Invasive monitoring is the cornerstone for intensive care and the arterial catheter is one of the most common monitoring tools available in Intensive Therapy its (ITUs) today. It is also widely used in theatre, High Dependency Units (HDUs) and coronary care units. However as an invasive device it has the potential to cause many serious complications such as haemorrhage, necrosis, infection and it has been recognised that careful management of these devices is crucial to facilitating the care of critically ill patients.*

Arterial cannula at present pose such high risks that patients are often delayed from returning to normal wards, as the cannula are considered too complex and hazardous to monitor on a normal wards.

The problems associated with arterial lines were the subject of a Rapid Response Report from the NHS National Patient Safety Agency in July 2008.

Currently there is not a cannula dressing available which allows these clinical risks to be easily managed to a similarly high standard as venous cannulation and which address the following problems in one product:

a) Arterial line identification.

Accidental injection of medications into the arterial catheter can be disastrous and may result in necrosis.
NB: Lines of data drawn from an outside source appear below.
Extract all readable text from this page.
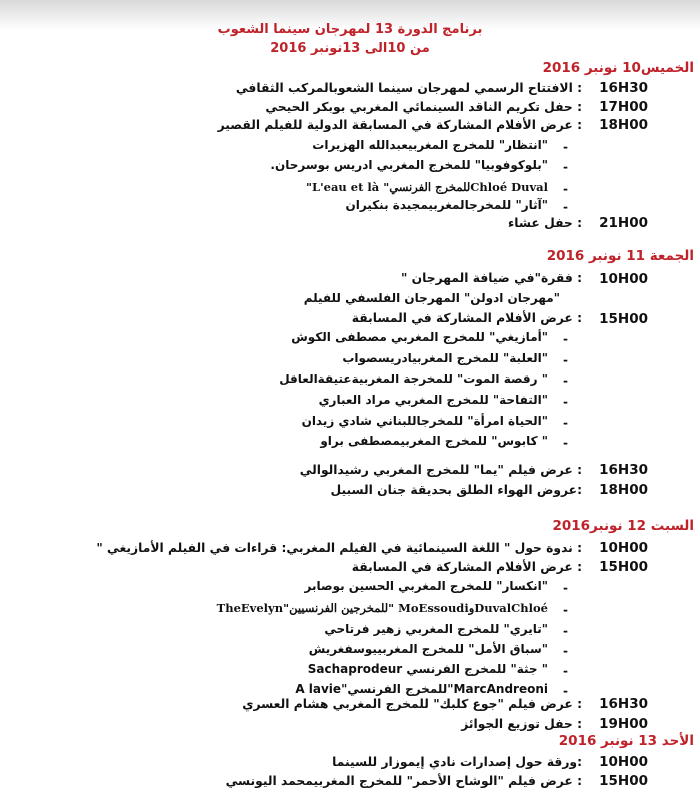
برنامج الدورة 13 لمهرجان سينما الشعوب
من 10الى 13نونبر 2016
الخميس10 نونبر 2016
16H30
: الافتتاح الرسمي لمهرجان سينما الشعوبالمركب الثقافي
17H00
: حفل تكريم الناقد السينمائي المغربي بوبكر الحيحي
18H00
: عرض الأفلام المشاركة في المسابقة الدولية للفيلم القصير
-
"انتظار" للمخرج المغربيعبدالله الهزيرات
-
"بلوكوفوبيا" للمخرج المغربي ادريس بوسرحان.
-
Chloé Duvalللمخرج الفرنسي" L'eau et là"
-
"آثار" للمخرجالمغربيمجيدة بنكيران
21H00
: حفل عشاء
الجمعة 11 نونبر 2016
10H00
: فقرة"في ضيافة المهرجان "
"مهرجان ادولن" المهرجان الفلسفي للفيلم
15H00
: عرض الأفلام المشاركة في المسابقة
-
"أمازيغي" للمخرج المغربي مصطفى الكوش
-
"العلبة" للمخرج المغربيادريسصواب
-
" رقصة الموت" للمخرجة المغربيةعتيقةالعاقل
-
"التفاحة" للمخرج المغربي مراد العباري
-
"الحياة امرأة" للمخرجاللبناني شادي زيدان
-
" كابوس" للمخرج المغربيمصطفى براو
16H30
: عرض فيلم "يما" للمخرج المغربي رشيدالوالي
18H00
:عروض الهواء الطلق بحديقة جنان السبيل
السبت 12 نونبر2016
10H00
: ندوة حول " اللغة السينمائية في الفيلم المغربي: قراءات في الفيلم الأمازيغي "
15H00
: عرض الأفلام المشاركة في المسابقة
-
"انكسار" للمخرج المغربي الحسين بوصابر
-
DuvalChloéوMoEssoudi "للمخرجين الفرنسيين"TheEvelyn
-
"تايري" للمخرج المغربي زهير فرتاحي
-
"سباق الأمل" للمخرج المغربييوسفغريش
-
" جثة" للمخرج الفرنسي Sachaprodeur
-
MarcAndreoni"للمخرج الفرنسي"A lavie
16H30
: عرض فيلم "جوع كلبك" للمخرج المغربي هشام العسري
19H00
: حفل توزيع الجوائز
الأحد 13 نونبر 2016
10H00
:ورقة حول إصدارات نادي إيموزار للسينما
15H00
: عرض فيلم "الوشاح الأحمر" للمخرج المغربيمحمد اليونسي
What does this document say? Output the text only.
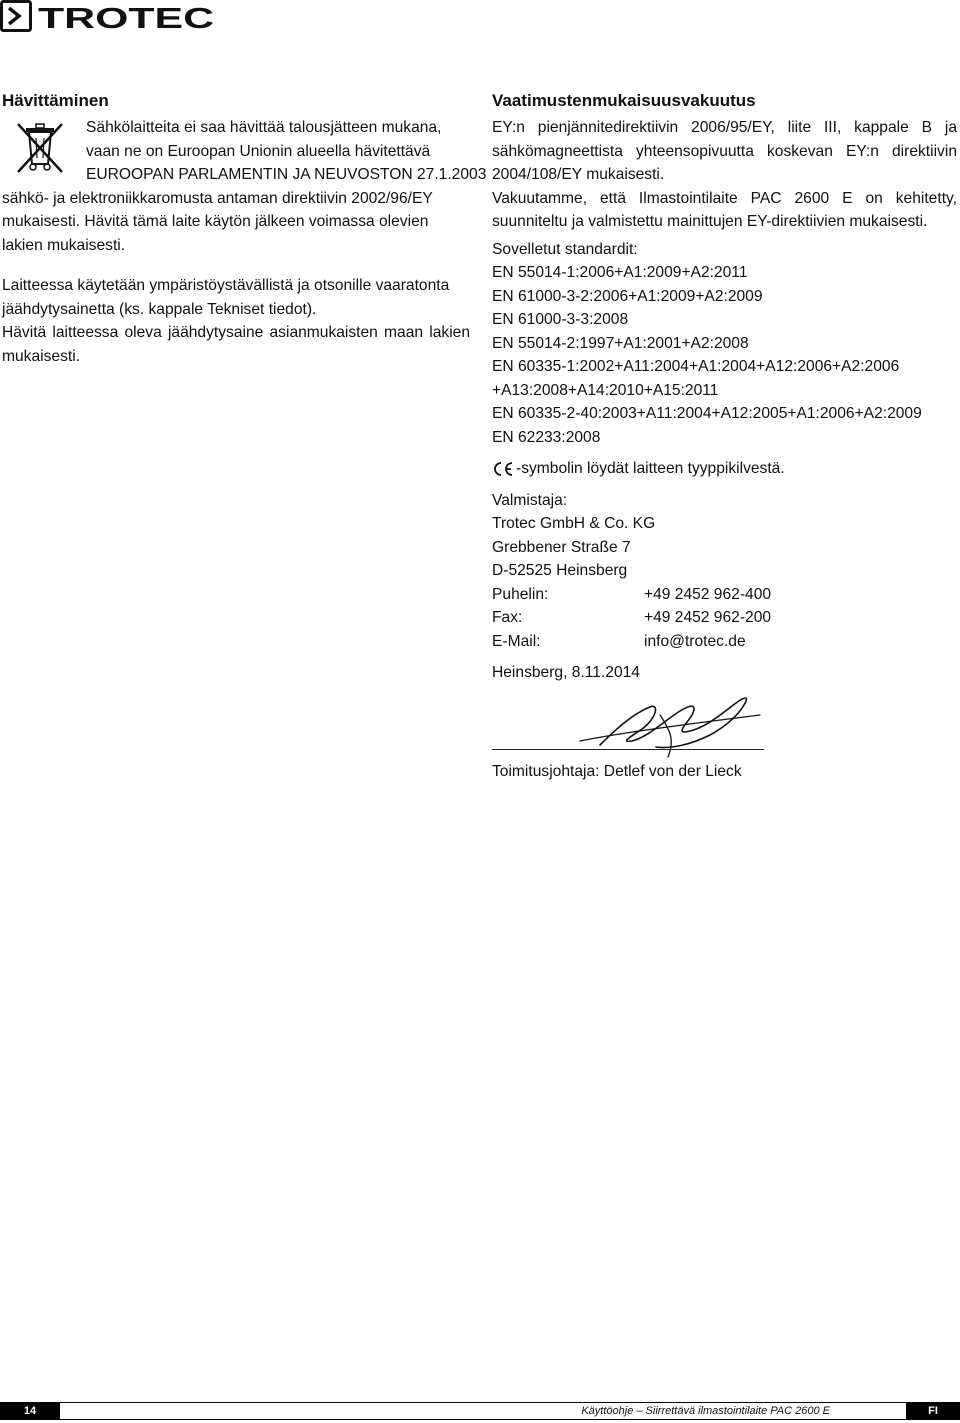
TROTEC
Hävittäminen
Sähkölaitteita ei saa hävittää talousjätteen mukana,
vaan ne on Euroopan Unionin alueella hävitettävä
EUROOPAN PARLAMENTIN JA NEUVOSTON 27.1.2003

sähkö- ja elektroniikkaromusta antaman direktiivin 2002/96/EY mukaisesti. Hävitä tämä laite käytön jälkeen voimassa olevien lakien mukaisesti.

Laitteessa käytetään ympäristöystävällistä ja otsonille vaaratonta jäähdytysainetta (ks. kappale Tekniset tiedot).

Hävitä laitteessa oleva jäähdytysaine asianmukaisten maan lakien mukaisesti.

Vaatimustenmukaisuusvakuutus

EY:n pienjännitedirektiivin 2006/95/EY, liite III, kappale B ja sähkömagneettista yhteensopivuutta koskevan EY:n direktiivin 2004/108/EY mukaisesti.

Vakuutamme, että Ilmastointilaite PAC 2600 E on kehitetty, suunniteltu ja valmistettu mainittujen EY-direktiivien mukaisesti.

Sovelletut standardit:
EN 55014-1:2006+A1:2009+A2:2011
EN 61000-3-2:2006+A1:2009+A2:2009
EN 61000-3-3:2008
EN 55014-2:1997+A1:2001+A2:2008
EN 60335-1:2002+A11:2004+A1:2004+A12:2006+A2:2006
+A13:2008+A14:2010+A15:2011
EN 60335-2-40:2003+A11:2004+A12:2005+A1:2006+A2:2009
EN 62233:2008
-symbolin löydät laitteen tyyppikilvestä.
Valmistaja:
Trotec GmbH & Co. KG
Grebbener Straße 7
D-52525 Heinsberg
Puhelin:	+49 2452 962-400
Fax:	+49 2452 962-200
E-Mail:	info@trotec.de
Heinsberg, 8.11.2014
Toimitusjohtaja: Detlef von der Lieck
14	Käyttöohje – Siirrettävä ilmastointilaite PAC 2600 E	FI
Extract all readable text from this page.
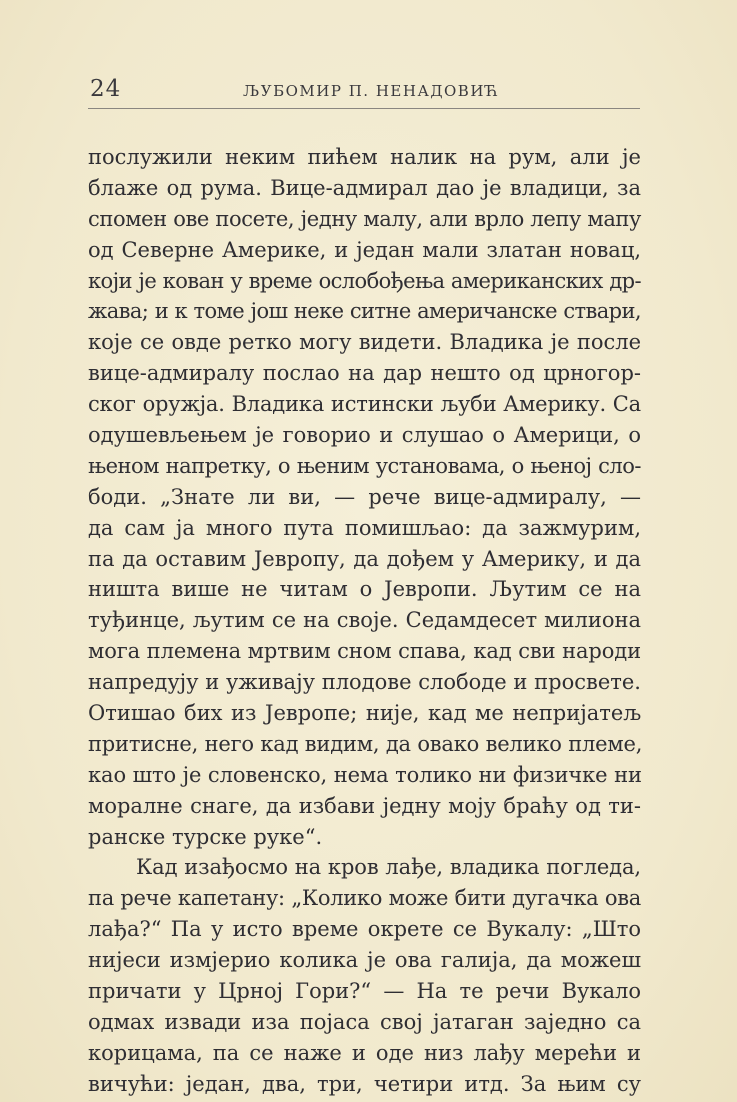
24	ЉУБОМИР П. НЕНАДОВИЋ
послужили неким пићем налик на рум, али је
блаже од рума. Вице-адмирал дао је владици, за
спомен ове посете, једну малу, али врло лепу мапу
од Северне Америке, и један мали златан новац,
који је кован у време ослобођења американских др-
жава; и к томе још неке ситне америчанске ствари,
које се овде ретко могу видети. Владика је после
вице-адмиралу послао на дар нешто од црногор-
ског оружја. Владика истински љуби Америку. Са
одушевљењем је говорио и слушао о Америци, о
њеном напретку, о њеним установама, о њеној сло-
боди. „Знате ли ви, — рече вице-адмиралу, —
да сам ја много пута помишљао: да зажмурим,
па да оставим Јевропу, да дођем у Америку, и да
ништа више не читам о Јевропи. Љутим се на
туђинце, љутим се на своје. Седамдесет милиона
мога племена мртвим сном спава, кад сви народи
напредују и уживају плодове слободе и просвете.
Отишао бих из Јевропе; није, кад ме непријатељ
притисне, него кад видим, да овако велико племе,
као што је словенско, нема толико ни физичке ни
моралне снаге, да избави једну моју браћу од ти-
ранске турске руке“.
Кад изађосмо на кров лађе, владика погледа,
па рече капетану: „Колико може бити дугачка ова
лађа?“ Па у исто време окрете се Вукалу: „Што
нијеси измјерио колика је ова галија, да можеш
причати у Црној Гори?“ — На те речи Вукало
одмах извади иза појаса свој јатаган заједно са
корицама, па се наже и оде низ лађу мерећи и
вичући: један, два, три, четири итд. За њим су
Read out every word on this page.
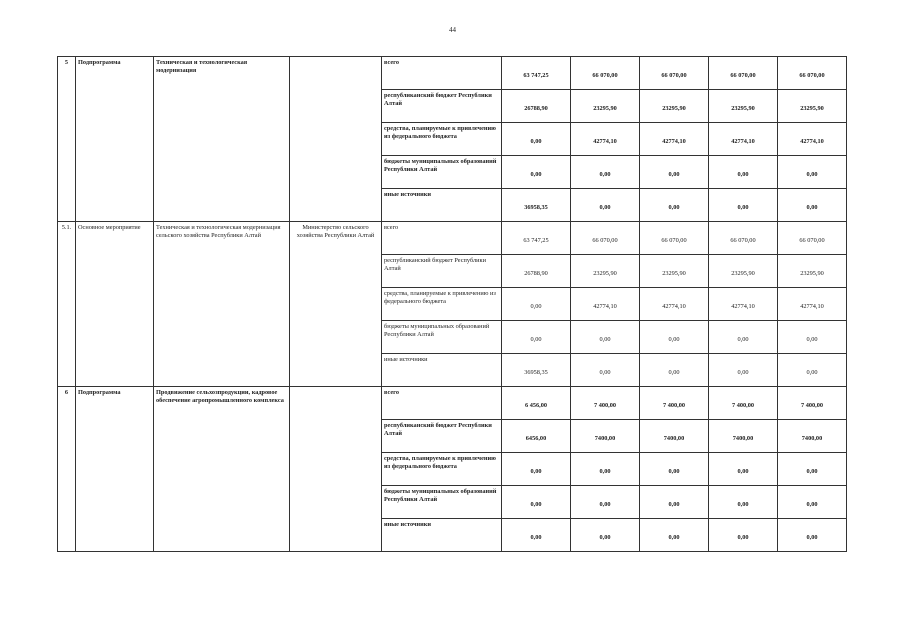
44
5	Подпрограмма	Техническая и технологическая модернизация		всего	63 747,25	66 070,00	66 070,00	66 070,00	66 070,00
				республиканский бюджет Республики Алтай	26788,90	23295,90	23295,90	23295,90	23295,90
				средства, планируемые к привлечению из федерального бюджета	0,00	42774,10	42774,10	42774,10	42774,10
				бюджеты муниципальных образований Республики Алтай	0,00	0,00	0,00	0,00	0,00
				иные источники	36958,35	0,00	0,00	0,00	0,00
5.1.	Основное мероприятие	Техническая и технологическая модернизация сельского хозяйства Республики Алтай	Министерство сельского хозяйства Республики Алтай	всего	63 747,25	66 070,00	66 070,00	66 070,00	66 070,00
				республиканский бюджет Республики Алтай	26788,90	23295,90	23295,90	23295,90	23295,90
				средства, планируемые к привлечению из федерального бюджета	0,00	42774,10	42774,10	42774,10	42774,10
				бюджеты муниципальных образований Республики Алтай	0,00	0,00	0,00	0,00	0,00
				иные источники	36958,35	0,00	0,00	0,00	0,00
6	Подпрограмма	Продвижение сельхозпродукции, кадровое обеспечение агропромышленного комплекса		всего	6 456,00	7 400,00	7 400,00	7 400,00	7 400,00
				республиканский бюджет Республики Алтай	6456,00	7400,00	7400,00	7400,00	7400,00
				средства, планируемые к привлечению из федерального бюджета	0,00	0,00	0,00	0,00	0,00
				бюджеты муниципальных образований Республики Алтай	0,00	0,00	0,00	0,00	0,00
				иные источники	0,00	0,00	0,00	0,00	0,00
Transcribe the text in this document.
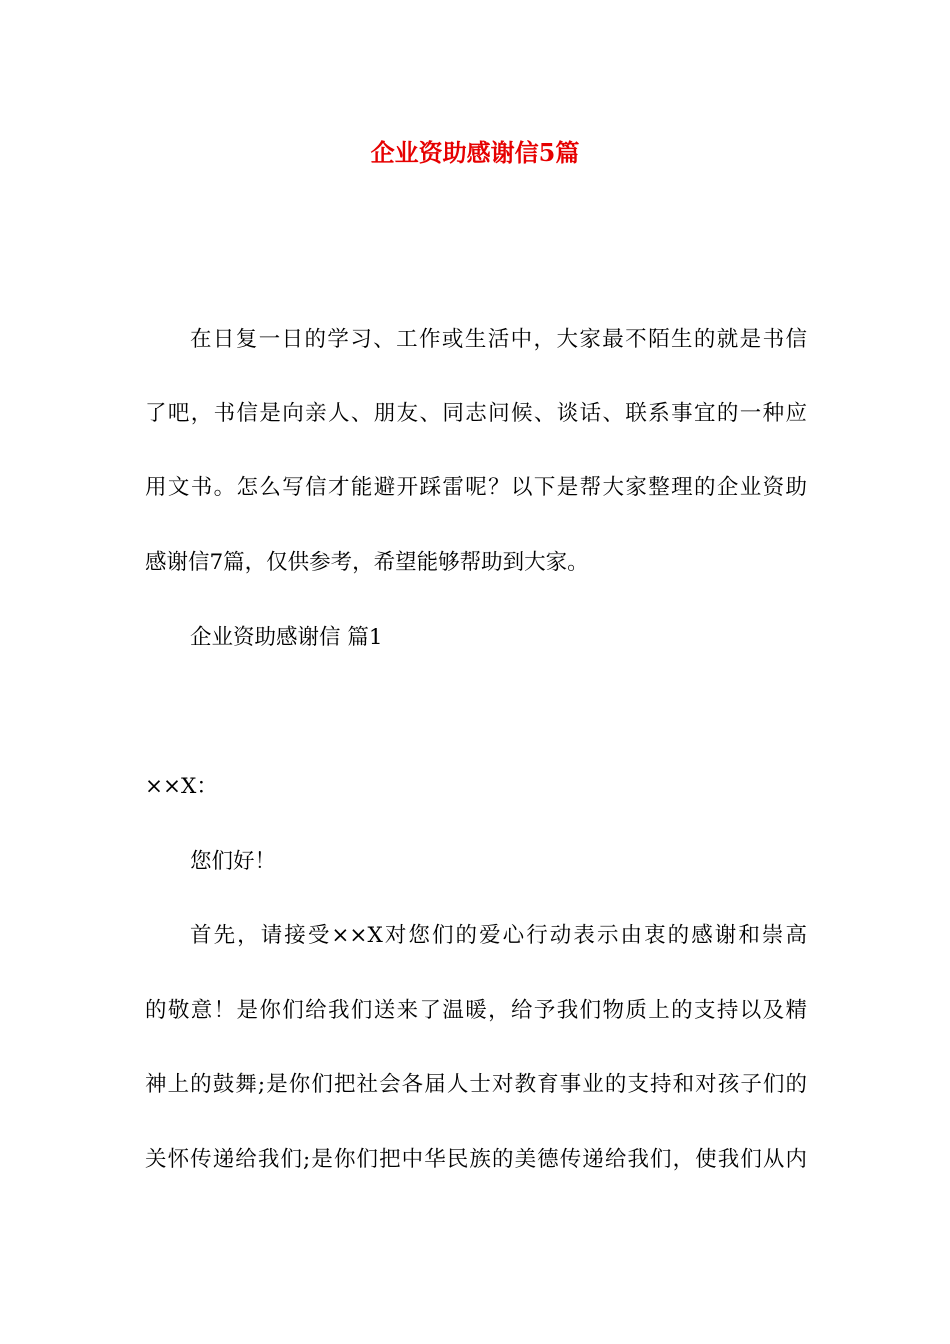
企业资助感谢信5篇
在日复一日的学习、工作或生活中，大家最不陌生的就是书信
了吧，书信是向亲人、朋友、同志问候、谈话、联系事宜的一种应
用文书。怎么写信才能避开踩雷呢？以下是帮大家整理的企业资助
感谢信7篇，仅供参考，希望能够帮助到大家。
企业资助感谢信 篇1
××X：
您们好！
首先，请接受××X对您们的爱心行动表示由衷的感谢和崇高
的敬意！是你们给我们送来了温暖，给予我们物质上的支持以及精
神上的鼓舞;是你们把社会各届人士对教育事业的支持和对孩子们的
关怀传递给我们;是你们把中华民族的美德传递给我们，使我们从内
Complications with AC are more likely to occur when inexperienced practitioners are involved*. In order to reduce these risks more intuitive dressings are needed which clearly identify the line as arterial, making it very distinct from the venous line.

b) Accidental removal.

Profuse bleeding can occur should the arterial line be accidentally removed, such as buy a non conformant patient or simply knocked out of place by accident. Currently tape is used to improve the security of the dressing which can be time consuming and awkward to apply.

c) Infection control.

It is essential that the insertion site is fully visible so that the wounds can be monitored daily for early signs of infection. This is currently not possible with existing dressings as extra tape and bandages are used to fully secure the dressing, which can often clearly cover the insertion site.

The Solution

An innovative fixation device that has been designed by practitioners which solves these problems and makes the procedure of AC monitoring more intuitive for the practitioner, helping to reduce clinical risk for the trust. The device has higher adhesion to the skin, due to its large contact area and higher strength adhesive in order to reduce the chance of the line being accidentally removed.

In accordance with existing colour coding systems for arterial equipment it also clearly marked as an arterial line in red to indicate the potential risks. Please see Rapid Response Report for more details.